Pickett is a marvel of breeding and genetics. Over the centuries his forbearers developed a propensity to chase (retrievers), while other dogs developed the desire to stalk (pointers) and others the desire to herd or guard or yip as it were. Dog anthropologists have come to the conclusion that dogs as a species are only about 15,000 years old, an infant in the grand scheme of evolution. Man did not domesticate the wolf as most people believe. The dog self-evolved when man stopped being nomadic and settled into villages. The village dump became an instant and easy food source for certain canine type species. The ones that had the least fear, ran the shortest distance when confronted with man, and returned the quickest, began to interbreed and evolution accelerated exponentially, creating a creature comfortable with man. Thus the dog. The prototype of this first dog is called the “village dog” and from these dogs came all the breeds we now know, including young Pickett.

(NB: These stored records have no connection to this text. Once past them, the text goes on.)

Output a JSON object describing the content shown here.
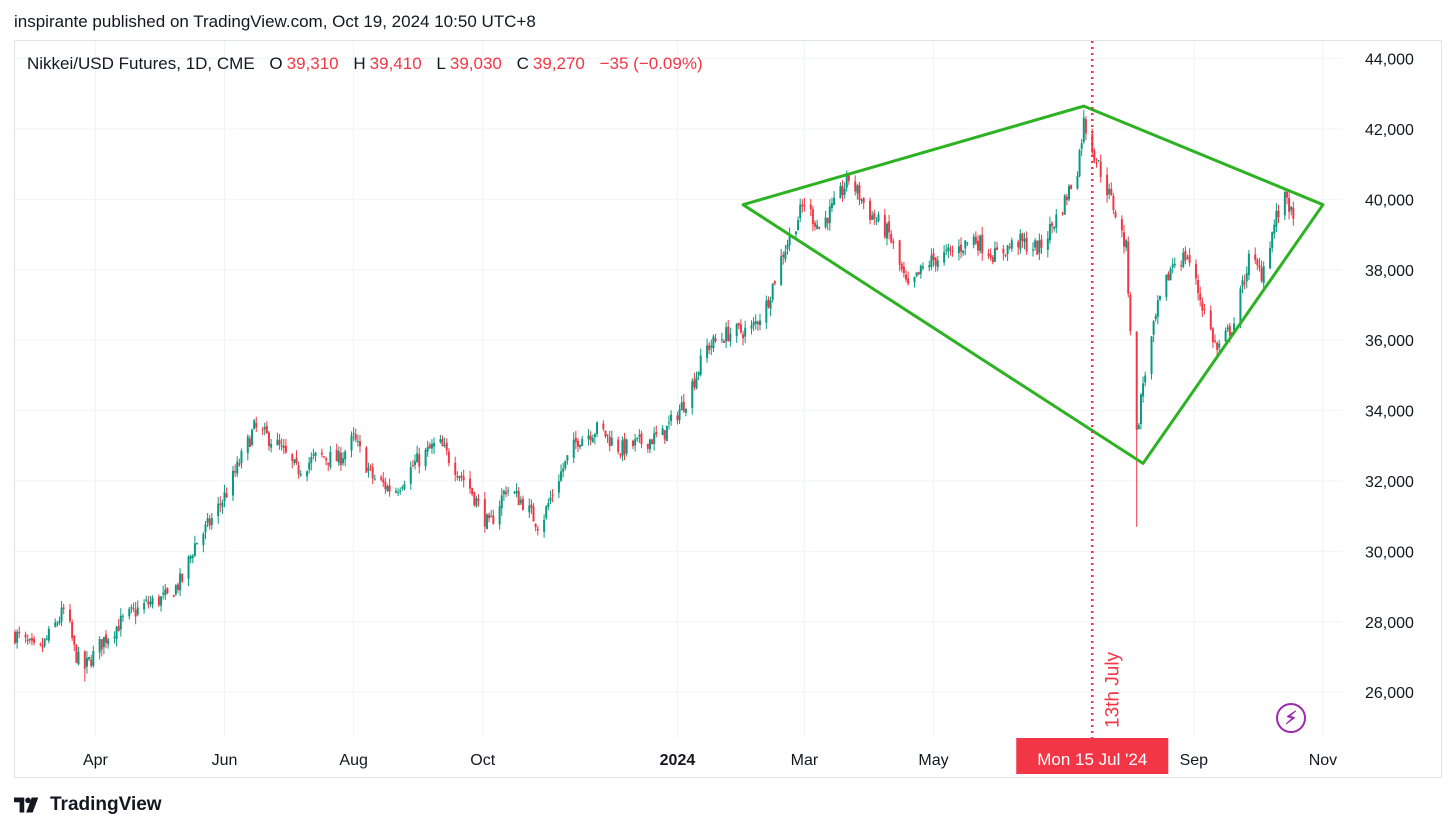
{
  "publish_line": "inspirante published on TradingView.com, Oct 19, 2024 10:50 UTC+8",
  "legend": {
    "symbol": "Nikkei/USD Futures, 1D, CME",
    "open_label": "O",
    "open_value": "39,310",
    "high_label": "H",
    "high_value": "39,410",
    "low_label": "L",
    "low_value": "39,030",
    "close_label": "C",
    "close_value": "39,270",
    "change": "−35 (−0.09%)"
  },
  "footer_brand": "TradingView",
  "icons": {
    "brand": "tradingview-logo-icon",
    "bolt": "lightning-bolt-icon"
  },
  "colors": {
    "up": "#089981",
    "down": "#f23645",
    "pattern": "#2db224",
    "grid": "#f0f3fa",
    "marker": "#f23645"
  },
  "chart_data": {
    "type": "candlestick",
    "title": "Nikkei/USD Futures, 1D, CME",
    "y_axis": {
      "side": "right",
      "ylim": [
        24700,
        44500
      ],
      "ticks": [
        26000,
        28000,
        30000,
        32000,
        34000,
        36000,
        38000,
        40000,
        42000,
        44000
      ],
      "tick_labels": [
        "26,000",
        "28,000",
        "30,000",
        "32,000",
        "34,000",
        "36,000",
        "38,000",
        "40,000",
        "42,000",
        "44,000"
      ]
    },
    "x_axis": {
      "xlim": [
        "2023-02-22",
        "2024-11-10"
      ],
      "ticks": [
        {
          "date": "2023-04-01",
          "label": "Apr",
          "bold": false
        },
        {
          "date": "2023-06-01",
          "label": "Jun",
          "bold": false
        },
        {
          "date": "2023-08-01",
          "label": "Aug",
          "bold": false
        },
        {
          "date": "2023-10-01",
          "label": "Oct",
          "bold": false
        },
        {
          "date": "2024-01-01",
          "label": "2024",
          "bold": true
        },
        {
          "date": "2024-03-01",
          "label": "Mar",
          "bold": false
        },
        {
          "date": "2024-05-01",
          "label": "May",
          "bold": false
        },
        {
          "date": "2024-09-01",
          "label": "Sep",
          "bold": false
        },
        {
          "date": "2024-11-01",
          "label": "Nov",
          "bold": false
        }
      ]
    },
    "grid": true,
    "price_path": [
      [
        "2023-02-22",
        27650
      ],
      [
        "2023-03-05",
        27100
      ],
      [
        "2023-03-12",
        27800
      ],
      [
        "2023-03-18",
        28400
      ],
      [
        "2023-03-22",
        27200
      ],
      [
        "2023-03-26",
        26600
      ],
      [
        "2023-04-05",
        27500
      ],
      [
        "2023-04-15",
        28100
      ],
      [
        "2023-04-25",
        28500
      ],
      [
        "2023-05-05",
        28700
      ],
      [
        "2023-05-12",
        29200
      ],
      [
        "2023-05-18",
        30200
      ],
      [
        "2023-05-25",
        30800
      ],
      [
        "2023-06-03",
        31800
      ],
      [
        "2023-06-15",
        33500
      ],
      [
        "2023-06-25",
        33100
      ],
      [
        "2023-07-05",
        32300
      ],
      [
        "2023-07-15",
        32700
      ],
      [
        "2023-07-25",
        32600
      ],
      [
        "2023-08-01",
        33200
      ],
      [
        "2023-08-10",
        32100
      ],
      [
        "2023-08-20",
        31700
      ],
      [
        "2023-08-30",
        32500
      ],
      [
        "2023-09-10",
        33100
      ],
      [
        "2023-09-18",
        32400
      ],
      [
        "2023-09-25",
        31800
      ],
      [
        "2023-10-04",
        30700
      ],
      [
        "2023-10-12",
        31800
      ],
      [
        "2023-10-20",
        31400
      ],
      [
        "2023-10-28",
        30700
      ],
      [
        "2023-11-05",
        32000
      ],
      [
        "2023-11-15",
        33200
      ],
      [
        "2023-11-25",
        33500
      ],
      [
        "2023-12-05",
        32900
      ],
      [
        "2023-12-15",
        33100
      ],
      [
        "2023-12-25",
        33300
      ],
      [
        "2024-01-05",
        34300
      ],
      [
        "2024-01-15",
        35800
      ],
      [
        "2024-01-25",
        36200
      ],
      [
        "2024-02-05",
        36300
      ],
      [
        "2024-02-12",
        37000
      ],
      [
        "2024-02-20",
        38500
      ],
      [
        "2024-03-01",
        39900
      ],
      [
        "2024-03-08",
        39200
      ],
      [
        "2024-03-15",
        39800
      ],
      [
        "2024-03-22",
        40600
      ],
      [
        "2024-04-01",
        39600
      ],
      [
        "2024-04-10",
        39000
      ],
      [
        "2024-04-19",
        37400
      ],
      [
        "2024-04-28",
        38200
      ],
      [
        "2024-05-10",
        38500
      ],
      [
        "2024-05-20",
        38900
      ],
      [
        "2024-05-30",
        38400
      ],
      [
        "2024-06-10",
        38800
      ],
      [
        "2024-06-20",
        38600
      ],
      [
        "2024-07-01",
        39800
      ],
      [
        "2024-07-08",
        40900
      ],
      [
        "2024-07-11",
        42200
      ],
      [
        "2024-07-16",
        41300
      ],
      [
        "2024-07-25",
        39800
      ],
      [
        "2024-07-31",
        38600
      ],
      [
        "2024-08-02",
        36400
      ],
      [
        "2024-08-05",
        33300
      ],
      [
        "2024-08-08",
        34800
      ],
      [
        "2024-08-15",
        36900
      ],
      [
        "2024-08-22",
        38200
      ],
      [
        "2024-08-29",
        38400
      ],
      [
        "2024-09-05",
        37000
      ],
      [
        "2024-09-12",
        35700
      ],
      [
        "2024-09-20",
        36500
      ],
      [
        "2024-09-27",
        38300
      ],
      [
        "2024-10-03",
        37900
      ],
      [
        "2024-10-10",
        39500
      ],
      [
        "2024-10-15",
        40100
      ],
      [
        "2024-10-18",
        39270
      ]
    ],
    "extremes": [
      {
        "date": "2023-03-27",
        "low": 26300
      },
      {
        "date": "2024-07-11",
        "high": 42550
      },
      {
        "date": "2024-08-05",
        "low": 30700
      }
    ],
    "pattern": {
      "type": "diamond",
      "points": [
        {
          "date": "2024-02-01",
          "price": 39850
        },
        {
          "date": "2024-07-11",
          "price": 42650
        },
        {
          "date": "2024-11-01",
          "price": 39850
        },
        {
          "date": "2024-08-08",
          "price": 32500
        }
      ]
    },
    "annotation": {
      "date": "2024-07-15",
      "text": "13th July"
    },
    "crosshair_label": "Mon 15 Jul '24"
  }
}
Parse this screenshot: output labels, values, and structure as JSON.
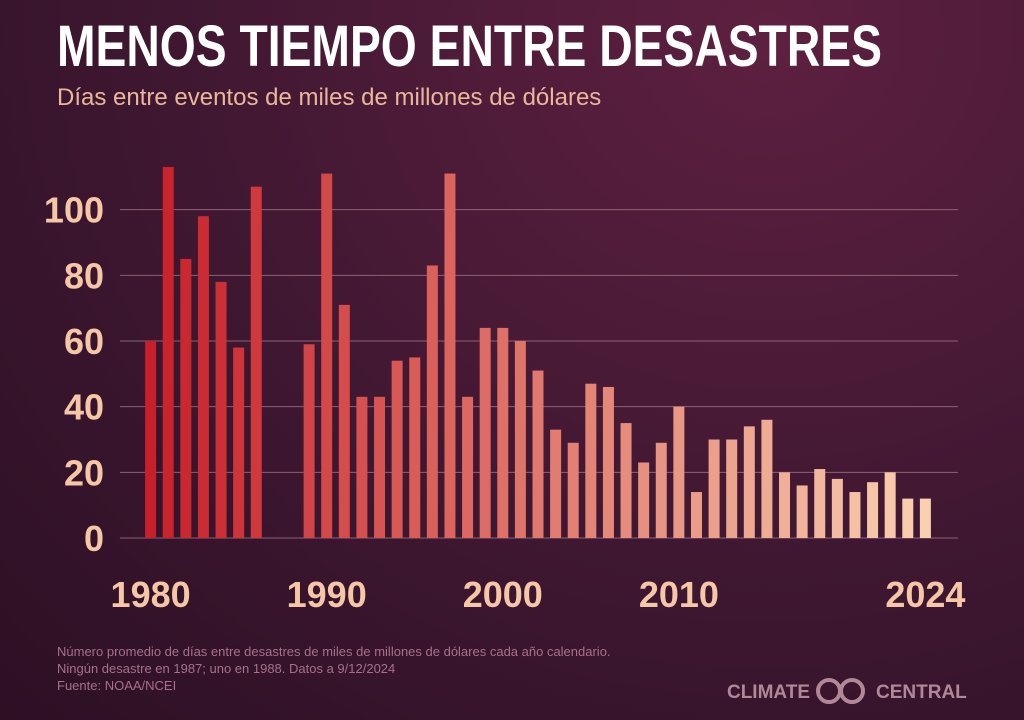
{
  "chart_data": {
    "type": "bar",
    "title": "MENOS TIEMPO ENTRE DESASTRES",
    "subtitle": "Días entre eventos de miles de millones de dólares",
    "x": [
      1980,
      1981,
      1982,
      1983,
      1984,
      1985,
      1986,
      1987,
      1988,
      1989,
      1990,
      1991,
      1992,
      1993,
      1994,
      1995,
      1996,
      1997,
      1998,
      1999,
      2000,
      2001,
      2002,
      2003,
      2004,
      2005,
      2006,
      2007,
      2008,
      2009,
      2010,
      2011,
      2012,
      2013,
      2014,
      2015,
      2016,
      2017,
      2018,
      2019,
      2020,
      2021,
      2022,
      2023,
      2024
    ],
    "values": [
      60,
      113,
      85,
      98,
      78,
      58,
      107,
      null,
      null,
      59,
      111,
      71,
      43,
      43,
      54,
      55,
      83,
      111,
      43,
      64,
      64,
      60,
      51,
      33,
      29,
      47,
      46,
      35,
      23,
      29,
      40,
      14,
      30,
      30,
      34,
      36,
      20,
      16,
      21,
      18,
      14,
      17,
      20,
      12,
      12
    ],
    "colors": [
      "#c8202a",
      "#f9d0b0"
    ],
    "xlim": [
      1979,
      2025
    ],
    "xticks": [
      1980,
      1990,
      2000,
      2010,
      2024
    ],
    "ylim": [
      0,
      120
    ],
    "yticks": [
      0,
      20,
      40,
      60,
      80,
      100
    ],
    "grid": true,
    "notes": [
      "Número promedio de días entre desastres de miles de millones de dólares cada año calendario.",
      "Ningún desastre en 1987; uno en 1988. Datos a 9/12/2024",
      "Fuente: NOAA/NCEI"
    ],
    "logo": [
      "CLIMATE",
      "CENTRAL"
    ]
  }
}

Hard to believe that the dogs we see strutting and fretting around Westminster all evolved in a mere 15,000 years from a few dogs hanging out at the dump. I would imagine that some French poodle named Chevalier would be as disgusted with the notion that he evolved from dump dogs as some people are about being descended from apes. Not exactly Adam and Eve in the Garden of Eden, but Pickett has no such notions of grandeur. I bet if I let Pickett loose near a dump, he’d probably think he was in the Garden of Eden. I’m not quite sure what it is about Labradors, but they have a propensity to eat anything as long as it can be swallowed and even then they’re up to a challenge. Old Yoo Hoo, the now deceased and famous truck-driving dog of years past, once ate an entire sofa save the frame. For Pickett, a frozen cow patty is just as much fun as a Frisbee and a lot tastier to his mind. Over the past four years he’s eaten three pairs of reading glasses, two remotes, two pillows, numerous boots and shoes, a jar of peanut butter, a lacrosse stick, three or four golf balls and many other items too numerous to mention (not unlike the listing of a Bus Mars auction). Remarkably he lives to tell the tale.
This hunting season Pickett will enter his prime. His first year he sat inside my coat and watched the festivities with great interest and by the 16th week of his life dragged his first duck back to my feet. By the end of his second season he was charging through ice strewn rivers in search of his game, entering the water with Herculean leaps and reveling in the boat ride home, his coat covered in ice and frost. I have loved all my dogs, but this one seems destined to be the one I will remember most.

A few years ago I wrote a short introduction to a dog catalog. It was before I met Pickett, but it seems prophetic. Of all the things I’ve ever written, it is my favorite.

“We aren’t house-proud. If we were, we wouldn’t abide the scratches on the door-frame, the holes in the screen, the darkened shine of worn spots on the chair. We would wince at the mottled carpet and fret at the hair clinging to our clothes.

We don’t. If anything, we lovers of dogs are a tolerant lot, finding greater value in the unabashed affection of our friend than immaculate sofas. Shoes can be replaced, but heroic retrieves are timeless.

Without dogs, our houses are cold receptacles for things. Dogs make a fire warmer with their curled presence. They wake us, greet us, protect us and ultimately carve a place in our hearts and our history. On reflection, our lives are often referenced in parts, these parts defined by the all too short lives of our dogs.”

Pickett’s life will most assuredly be a reference point for the best part of my life.

Paul Fersen is a regular columnist for Stratton Magazine.